Compulsive hoarding is the accumulation of and inability to discard items that (to others) appear to have no value, such as plastic water bottles, slips of paper, unread mail, and magazines. Compulsive hoarders are not necessarily those who have a passion for collecting stamps or baseball cards. Nor are they the frugal and careful who save old furniture or appliances because they think "with a little paint it'll be as good as new." Nor are they those who save newspapers and bottles to recycle because they are concerned about the environment. Compulsive hoarders might do all these things, but to the extreme. They have immense difficulty throwing anything away, from slips of paper, to plastic forks, to stacks of unread mail or newspapers, for fear that they might need those items in the future, or that they hold some special opportunity. Their homes are stacked with what others would call "junk" such that they cannot sit on their chairs, sleep on their beds, or even use their kitchens or bathrooms. The most commonly saved items are newspapers, magazines, old clothing, bags, books, mail, notes, and lists.
Although hoarding (or cluttering) can be a symptom of other disorders, it is usually a subtype of obsessive-compulsive disorder (OCD).
Cognitive-behavioral model of compulsive hoarding
Current cognitive-behavioral conceptualizations of compulsive hoarding view hoarding as the result of one or more of these four deficits:
- Information-processing deficits including deficits in decision making, organizational skills, and memory. Compulsive hoarders often fear making mistakes, and as a result, they often avoid or postpone making decisions. Even the smallest task, such as washing dishes or checking mail, can take a long time because it has to be done "just right." If something is to be filed, it must be filed under the "perfect" category. If something is to be given away, it must be given to "just the right" person or organization. The net result of these high standards and the fear of making a mistake is that compulsive hoarders avoid doing many tasks, such as reviewing the mail and making decisions about what to do with each item; the result is that the mail (and other things) pile up, and the hoarder is unable to tackle the problem, including beginning the process of throwing away;
- Problems in forming emotional attachments compulsive hoarders believe that their belongings are a part of them, so discarding an item is like discarding a part of themselves;
- Behavioral avoidance the net result of poor decision-making skills and the need for perfection. Compulsive hoarders avoid not only the decision to discard an object, but also what to do with the object once they have it. Because of their desire for perfection, compulsive hoarders frequently take a long time to do even small chores. An inordinate amount of time may be spent "churning" - moving items from one pile to another but never actually discarding any item nor establishing any consistent organizational system; and,
- Erroneous beliefs about the nature of possessions beliefs about the necessity of maintaining control over possessions, beliefs about responsibility for possessions, and beliefs about the necessity of perfection. For example, a compulsive hoarder will think, "This is too good to throw away," "This is important information," "I will need this later," "This should not be wasted."

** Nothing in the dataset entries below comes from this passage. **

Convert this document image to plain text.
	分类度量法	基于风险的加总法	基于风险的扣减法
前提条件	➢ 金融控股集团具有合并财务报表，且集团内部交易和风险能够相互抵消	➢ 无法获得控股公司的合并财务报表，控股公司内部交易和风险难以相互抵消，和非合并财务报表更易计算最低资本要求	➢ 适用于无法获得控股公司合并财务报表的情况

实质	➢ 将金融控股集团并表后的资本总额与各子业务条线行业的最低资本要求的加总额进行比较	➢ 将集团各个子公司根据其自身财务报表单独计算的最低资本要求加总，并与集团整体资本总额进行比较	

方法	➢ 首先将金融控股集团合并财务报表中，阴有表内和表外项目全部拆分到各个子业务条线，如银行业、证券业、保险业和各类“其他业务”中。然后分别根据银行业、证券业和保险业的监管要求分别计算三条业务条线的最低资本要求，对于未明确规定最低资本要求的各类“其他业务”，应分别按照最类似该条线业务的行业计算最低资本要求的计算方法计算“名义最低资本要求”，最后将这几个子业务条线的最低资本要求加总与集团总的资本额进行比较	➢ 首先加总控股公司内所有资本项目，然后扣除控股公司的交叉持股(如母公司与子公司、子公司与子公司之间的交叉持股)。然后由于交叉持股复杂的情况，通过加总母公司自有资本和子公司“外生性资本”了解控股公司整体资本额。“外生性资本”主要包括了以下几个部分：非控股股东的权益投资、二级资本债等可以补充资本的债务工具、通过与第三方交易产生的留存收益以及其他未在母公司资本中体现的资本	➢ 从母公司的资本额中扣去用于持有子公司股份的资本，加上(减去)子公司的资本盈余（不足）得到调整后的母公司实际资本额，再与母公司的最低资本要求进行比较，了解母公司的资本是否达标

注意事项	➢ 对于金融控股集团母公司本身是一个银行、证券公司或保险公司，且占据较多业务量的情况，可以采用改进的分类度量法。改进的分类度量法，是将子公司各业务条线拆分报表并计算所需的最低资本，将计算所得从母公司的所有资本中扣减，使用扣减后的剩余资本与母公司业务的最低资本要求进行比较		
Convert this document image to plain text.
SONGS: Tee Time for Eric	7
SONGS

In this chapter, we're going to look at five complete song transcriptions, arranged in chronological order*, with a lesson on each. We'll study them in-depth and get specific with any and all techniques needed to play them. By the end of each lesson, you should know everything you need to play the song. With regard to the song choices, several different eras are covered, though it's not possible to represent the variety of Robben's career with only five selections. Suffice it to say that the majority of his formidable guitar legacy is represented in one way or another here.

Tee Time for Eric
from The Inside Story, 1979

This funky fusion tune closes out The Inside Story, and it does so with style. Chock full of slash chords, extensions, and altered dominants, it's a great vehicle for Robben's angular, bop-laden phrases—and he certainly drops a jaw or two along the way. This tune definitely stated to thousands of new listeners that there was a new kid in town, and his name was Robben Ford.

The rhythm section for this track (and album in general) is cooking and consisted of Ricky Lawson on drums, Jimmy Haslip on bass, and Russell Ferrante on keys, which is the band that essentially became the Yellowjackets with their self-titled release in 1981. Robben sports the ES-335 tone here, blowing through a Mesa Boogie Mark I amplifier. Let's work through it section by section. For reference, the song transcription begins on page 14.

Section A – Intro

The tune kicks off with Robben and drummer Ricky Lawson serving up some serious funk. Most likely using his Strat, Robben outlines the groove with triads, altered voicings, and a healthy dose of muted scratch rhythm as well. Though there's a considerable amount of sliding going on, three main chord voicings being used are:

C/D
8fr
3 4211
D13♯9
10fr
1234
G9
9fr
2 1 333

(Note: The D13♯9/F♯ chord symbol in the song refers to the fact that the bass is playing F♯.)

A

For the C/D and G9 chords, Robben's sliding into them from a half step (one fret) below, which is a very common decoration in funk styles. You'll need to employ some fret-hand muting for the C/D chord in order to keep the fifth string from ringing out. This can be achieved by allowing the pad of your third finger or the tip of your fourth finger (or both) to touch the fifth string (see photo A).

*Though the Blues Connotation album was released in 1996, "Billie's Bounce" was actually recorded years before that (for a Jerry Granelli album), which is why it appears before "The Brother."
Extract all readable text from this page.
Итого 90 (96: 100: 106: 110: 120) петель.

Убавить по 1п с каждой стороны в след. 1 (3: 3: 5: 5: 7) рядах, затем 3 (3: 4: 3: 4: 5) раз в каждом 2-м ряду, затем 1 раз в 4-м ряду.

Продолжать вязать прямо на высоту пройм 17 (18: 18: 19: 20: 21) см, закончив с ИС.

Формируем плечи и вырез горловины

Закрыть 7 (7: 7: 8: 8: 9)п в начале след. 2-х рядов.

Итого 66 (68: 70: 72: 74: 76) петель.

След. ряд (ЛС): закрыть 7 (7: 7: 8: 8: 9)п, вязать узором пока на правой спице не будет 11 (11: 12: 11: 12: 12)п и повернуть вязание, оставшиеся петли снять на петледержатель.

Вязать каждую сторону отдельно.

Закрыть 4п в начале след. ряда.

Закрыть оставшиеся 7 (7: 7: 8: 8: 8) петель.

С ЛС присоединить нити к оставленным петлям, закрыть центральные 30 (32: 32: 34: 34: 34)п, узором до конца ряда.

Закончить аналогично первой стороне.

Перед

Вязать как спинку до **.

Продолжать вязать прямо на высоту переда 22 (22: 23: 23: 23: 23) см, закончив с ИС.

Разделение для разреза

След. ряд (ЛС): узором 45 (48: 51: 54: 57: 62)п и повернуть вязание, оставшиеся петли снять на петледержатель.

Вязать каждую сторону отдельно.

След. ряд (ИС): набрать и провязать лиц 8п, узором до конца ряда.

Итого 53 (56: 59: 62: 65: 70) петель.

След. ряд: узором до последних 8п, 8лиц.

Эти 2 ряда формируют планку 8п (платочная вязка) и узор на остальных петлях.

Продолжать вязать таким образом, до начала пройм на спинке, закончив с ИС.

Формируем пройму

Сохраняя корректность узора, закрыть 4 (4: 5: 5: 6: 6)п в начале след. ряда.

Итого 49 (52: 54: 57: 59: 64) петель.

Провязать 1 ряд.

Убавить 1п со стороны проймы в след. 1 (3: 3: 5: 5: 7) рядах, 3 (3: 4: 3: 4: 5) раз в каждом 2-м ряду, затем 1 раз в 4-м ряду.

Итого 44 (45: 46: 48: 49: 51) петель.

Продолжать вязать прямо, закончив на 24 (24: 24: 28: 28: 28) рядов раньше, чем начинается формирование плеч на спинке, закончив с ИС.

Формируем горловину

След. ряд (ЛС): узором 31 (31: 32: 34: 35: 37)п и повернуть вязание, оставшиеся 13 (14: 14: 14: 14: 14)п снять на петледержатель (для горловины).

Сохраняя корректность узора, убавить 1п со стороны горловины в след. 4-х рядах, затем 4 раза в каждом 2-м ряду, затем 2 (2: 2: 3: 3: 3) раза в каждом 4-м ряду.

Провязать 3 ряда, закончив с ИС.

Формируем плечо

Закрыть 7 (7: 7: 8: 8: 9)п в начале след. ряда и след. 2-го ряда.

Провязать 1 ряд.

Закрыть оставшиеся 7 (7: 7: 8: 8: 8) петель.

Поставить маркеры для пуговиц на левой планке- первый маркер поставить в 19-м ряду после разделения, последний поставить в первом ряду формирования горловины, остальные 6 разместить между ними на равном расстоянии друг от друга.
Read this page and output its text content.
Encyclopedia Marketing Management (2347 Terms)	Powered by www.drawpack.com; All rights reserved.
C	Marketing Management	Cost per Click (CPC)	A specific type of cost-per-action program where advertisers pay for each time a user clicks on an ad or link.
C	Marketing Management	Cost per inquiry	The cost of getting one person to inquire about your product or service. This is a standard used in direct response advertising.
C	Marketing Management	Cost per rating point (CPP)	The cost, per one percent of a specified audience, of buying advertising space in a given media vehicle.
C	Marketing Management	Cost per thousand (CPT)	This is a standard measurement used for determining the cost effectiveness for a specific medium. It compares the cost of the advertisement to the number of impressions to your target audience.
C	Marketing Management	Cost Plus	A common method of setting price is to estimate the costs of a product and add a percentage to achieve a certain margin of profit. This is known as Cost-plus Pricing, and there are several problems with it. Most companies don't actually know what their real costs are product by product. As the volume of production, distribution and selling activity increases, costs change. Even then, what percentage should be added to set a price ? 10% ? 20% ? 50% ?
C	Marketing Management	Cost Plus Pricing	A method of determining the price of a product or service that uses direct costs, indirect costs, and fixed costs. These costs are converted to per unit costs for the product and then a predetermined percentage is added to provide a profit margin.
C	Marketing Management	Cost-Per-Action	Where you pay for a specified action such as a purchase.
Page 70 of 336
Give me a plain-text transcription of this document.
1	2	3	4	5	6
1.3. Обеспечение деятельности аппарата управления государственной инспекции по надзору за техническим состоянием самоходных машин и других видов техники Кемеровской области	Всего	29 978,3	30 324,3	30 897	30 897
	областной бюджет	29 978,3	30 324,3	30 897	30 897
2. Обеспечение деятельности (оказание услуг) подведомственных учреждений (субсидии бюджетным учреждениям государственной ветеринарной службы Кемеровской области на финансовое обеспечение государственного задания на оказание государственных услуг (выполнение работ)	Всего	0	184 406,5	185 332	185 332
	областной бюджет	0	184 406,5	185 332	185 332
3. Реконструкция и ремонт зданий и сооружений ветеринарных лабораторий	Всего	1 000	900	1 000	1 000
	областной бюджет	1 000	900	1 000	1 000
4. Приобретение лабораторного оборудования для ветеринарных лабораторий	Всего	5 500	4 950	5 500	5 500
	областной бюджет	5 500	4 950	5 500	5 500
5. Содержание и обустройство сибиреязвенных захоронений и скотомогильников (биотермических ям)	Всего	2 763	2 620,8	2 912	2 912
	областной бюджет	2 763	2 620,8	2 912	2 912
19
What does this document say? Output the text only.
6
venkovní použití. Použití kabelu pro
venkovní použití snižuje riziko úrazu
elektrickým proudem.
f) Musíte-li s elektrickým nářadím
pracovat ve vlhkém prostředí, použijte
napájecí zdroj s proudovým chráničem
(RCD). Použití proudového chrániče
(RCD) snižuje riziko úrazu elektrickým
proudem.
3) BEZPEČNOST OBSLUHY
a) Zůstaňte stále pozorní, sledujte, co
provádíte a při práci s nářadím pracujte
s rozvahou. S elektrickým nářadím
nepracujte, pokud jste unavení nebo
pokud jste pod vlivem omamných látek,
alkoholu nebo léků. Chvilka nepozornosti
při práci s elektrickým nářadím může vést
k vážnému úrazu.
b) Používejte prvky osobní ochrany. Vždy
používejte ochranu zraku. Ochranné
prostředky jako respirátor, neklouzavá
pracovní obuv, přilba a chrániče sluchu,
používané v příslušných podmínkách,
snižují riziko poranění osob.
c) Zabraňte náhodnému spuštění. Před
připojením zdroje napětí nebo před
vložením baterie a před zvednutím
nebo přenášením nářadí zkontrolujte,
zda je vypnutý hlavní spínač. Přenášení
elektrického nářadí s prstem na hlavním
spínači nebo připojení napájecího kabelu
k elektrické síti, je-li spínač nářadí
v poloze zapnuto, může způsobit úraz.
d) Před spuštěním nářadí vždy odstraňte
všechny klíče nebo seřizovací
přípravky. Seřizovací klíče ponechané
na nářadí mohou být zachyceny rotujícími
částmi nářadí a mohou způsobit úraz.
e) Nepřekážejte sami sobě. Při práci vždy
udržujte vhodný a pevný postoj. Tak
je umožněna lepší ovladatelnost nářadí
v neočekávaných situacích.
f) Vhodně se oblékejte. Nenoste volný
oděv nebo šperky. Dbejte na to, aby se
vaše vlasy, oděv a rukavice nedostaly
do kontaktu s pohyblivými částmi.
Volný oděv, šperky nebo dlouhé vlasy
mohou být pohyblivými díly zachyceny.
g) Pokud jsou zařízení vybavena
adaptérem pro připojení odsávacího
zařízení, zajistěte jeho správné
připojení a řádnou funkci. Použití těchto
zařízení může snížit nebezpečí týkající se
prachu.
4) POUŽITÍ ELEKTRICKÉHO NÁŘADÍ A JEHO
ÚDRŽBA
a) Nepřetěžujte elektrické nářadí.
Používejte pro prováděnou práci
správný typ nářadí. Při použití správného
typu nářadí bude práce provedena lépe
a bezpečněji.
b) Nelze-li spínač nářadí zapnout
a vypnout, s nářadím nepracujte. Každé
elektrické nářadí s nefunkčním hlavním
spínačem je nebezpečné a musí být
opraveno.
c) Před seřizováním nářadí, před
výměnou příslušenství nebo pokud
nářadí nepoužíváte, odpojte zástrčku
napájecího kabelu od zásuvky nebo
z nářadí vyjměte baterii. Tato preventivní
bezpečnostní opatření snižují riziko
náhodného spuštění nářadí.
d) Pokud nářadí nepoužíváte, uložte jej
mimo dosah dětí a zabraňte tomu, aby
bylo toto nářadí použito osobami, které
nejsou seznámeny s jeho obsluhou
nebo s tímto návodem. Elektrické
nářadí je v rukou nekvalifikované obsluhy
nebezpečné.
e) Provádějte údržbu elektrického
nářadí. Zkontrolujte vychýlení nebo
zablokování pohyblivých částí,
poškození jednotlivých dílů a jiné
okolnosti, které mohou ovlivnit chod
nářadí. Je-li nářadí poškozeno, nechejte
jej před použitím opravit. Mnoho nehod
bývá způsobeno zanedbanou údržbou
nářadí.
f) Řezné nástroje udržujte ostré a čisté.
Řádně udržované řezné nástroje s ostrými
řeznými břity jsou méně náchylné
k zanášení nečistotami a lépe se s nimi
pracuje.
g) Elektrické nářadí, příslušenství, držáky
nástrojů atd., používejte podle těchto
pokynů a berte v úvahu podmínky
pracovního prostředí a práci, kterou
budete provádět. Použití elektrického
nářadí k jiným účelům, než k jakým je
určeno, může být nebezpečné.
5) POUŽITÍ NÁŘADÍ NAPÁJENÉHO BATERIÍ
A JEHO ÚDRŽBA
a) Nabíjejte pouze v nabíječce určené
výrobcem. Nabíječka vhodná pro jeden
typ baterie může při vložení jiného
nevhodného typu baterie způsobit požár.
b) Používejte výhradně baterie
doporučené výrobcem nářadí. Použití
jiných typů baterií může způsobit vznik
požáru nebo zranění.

We all have these thoughts from time to time, but those with compulsive hoarding syndrome have them more often and have more anxiety and distress associated with them. If they have any doubt at all as to the value of an object -- no matter how trivial, compulsive hoarders will keep it -- just in case. The default is always to keep.
Cognitive-behavior therapy for compulsive hoarding
Cognitive-behavior therapy for compulsive hoarding, which has included mainly strategies demonstrated to be successful in treating obsessive-compulsive disorder, has been for the most part ineffective. However, cognitive-behavior therapy that has been tailored specifically to the unique characteristics of compulsive hoarders shows promise, although treatment is usually much longer than the treatment of non-hoarding OCD. CBT focuses on the four areas mentioned above and is directed towards
- Decreasing clutter;
- Improving decision-making skills; and
- Improving organizational/sorting techniques.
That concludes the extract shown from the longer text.